Arnavutluk toprağında Arnavutluk Hükûmeti mümessili olan (Mehdi Ferâşâdi?)
bey’in huzûrunda isticvâb edien (sorgulanan)
şahidler:
Yunanistan-Arnavudluk
hudûdunu tayîn eden komisyonda Arnavudluk mümessili Mösyö (Berâtî?)
Arkiro
Kastro kaymakamı.
Kavesi
karyesi sekenesinden (oturanlarından)
(Timyululiv?) isminde bir adam ki: ifâdesi, hâiz-i ehemmiyet-i hevâdî (önemli yolgösterici sözler) ihtiva
etmektedir.
3. Komisyon
cinâyetle alakadar farzıyla iki kişiyi daha istintak etmişdir.
Arnavutluk’da
eşkiyâdan (Memo?) ki, yunânî el-asl olub (yunan
asıllı), Yunaistan’da idâma mahkûm olduğundan Arnavutluk’da mülteci olarak
sakin bulunmaktadır.
Arkiro
Kastro’da eşkiyâdan İstefan Seriye? ki, Arnavud Hükûmeti tarafından cinâiyyeye âid
şübhe üzerine tevkîf edilmiştir. (12 Eylûl’de)
İşbu
raporlar ve ona merbût vesâik, memûrîn-i hükûmetle salifü-z-zikr şuhûd (adı geçen şahitler) mütteheminin (suçluların)
ifâdeleri esâsına istinâd ettirilmişdir.
Birinci
Rapor:
Süferâ
komisyonundan alınan talimât mucibince, tahkîkat komisyonu ilk beş gün zarfında
tahkîkatını 22 Eylûl’de mezkûr konferansa telgrafla bildirmişdir.
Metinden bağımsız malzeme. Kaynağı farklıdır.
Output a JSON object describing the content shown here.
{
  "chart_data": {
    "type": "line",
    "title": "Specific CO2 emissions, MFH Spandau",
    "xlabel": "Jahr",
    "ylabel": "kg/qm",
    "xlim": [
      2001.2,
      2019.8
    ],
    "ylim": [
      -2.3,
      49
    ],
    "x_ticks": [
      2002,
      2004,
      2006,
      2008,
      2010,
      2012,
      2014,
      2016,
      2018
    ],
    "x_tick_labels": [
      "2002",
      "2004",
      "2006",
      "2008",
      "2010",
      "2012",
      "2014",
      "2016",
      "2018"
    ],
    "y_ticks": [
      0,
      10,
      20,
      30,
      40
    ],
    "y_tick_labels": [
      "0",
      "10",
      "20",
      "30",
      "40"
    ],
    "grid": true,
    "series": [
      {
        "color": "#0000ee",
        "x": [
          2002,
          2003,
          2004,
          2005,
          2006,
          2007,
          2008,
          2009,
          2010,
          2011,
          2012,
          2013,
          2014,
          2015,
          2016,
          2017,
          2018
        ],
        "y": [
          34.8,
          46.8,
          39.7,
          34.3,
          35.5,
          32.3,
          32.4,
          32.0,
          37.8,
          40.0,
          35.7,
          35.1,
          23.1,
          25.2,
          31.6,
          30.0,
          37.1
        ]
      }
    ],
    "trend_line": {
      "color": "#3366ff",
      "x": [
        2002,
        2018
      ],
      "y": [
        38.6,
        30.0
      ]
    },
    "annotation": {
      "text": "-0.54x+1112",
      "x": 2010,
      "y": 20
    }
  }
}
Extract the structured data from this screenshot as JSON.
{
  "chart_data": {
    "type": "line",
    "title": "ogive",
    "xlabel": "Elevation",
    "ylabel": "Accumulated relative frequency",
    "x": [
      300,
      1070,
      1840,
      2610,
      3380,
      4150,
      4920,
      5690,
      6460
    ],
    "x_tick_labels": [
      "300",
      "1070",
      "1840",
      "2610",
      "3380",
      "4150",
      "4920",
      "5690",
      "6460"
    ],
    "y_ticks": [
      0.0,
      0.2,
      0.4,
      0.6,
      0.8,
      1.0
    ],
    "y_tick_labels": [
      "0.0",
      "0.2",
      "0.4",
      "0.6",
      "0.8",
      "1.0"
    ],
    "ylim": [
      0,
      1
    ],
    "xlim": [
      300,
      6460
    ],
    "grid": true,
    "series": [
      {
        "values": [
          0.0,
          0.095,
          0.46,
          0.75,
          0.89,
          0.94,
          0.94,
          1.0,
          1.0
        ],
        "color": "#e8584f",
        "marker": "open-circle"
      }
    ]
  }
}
Birinci
raporda komisyon kesb-i ıttılâ’ (bilgi
edinme) ettiği mevâdı (maddeleri)
ber-vech-i âti (aşağıda olduğu gibi) hülâsa
eylemişdi:
“Mevcûd olan
müşkilât ve halledilecek mes’elenin karışıklığı sebebiyle Yanya beyne-l-düvel
komisyonu mesâisinin bu safhasında 27 Ağustos tarihinde îka’ olunan (yapılan) cinâyetin mes’ûliyeti hakkında
sağlam, muayyen komisyon azasının ittifâk ârâsına (oy birliği) mukarin (uygun)
bir fikir tesbit ve beyânına muktedîr olamamışdır. Komisyon tarafından cem’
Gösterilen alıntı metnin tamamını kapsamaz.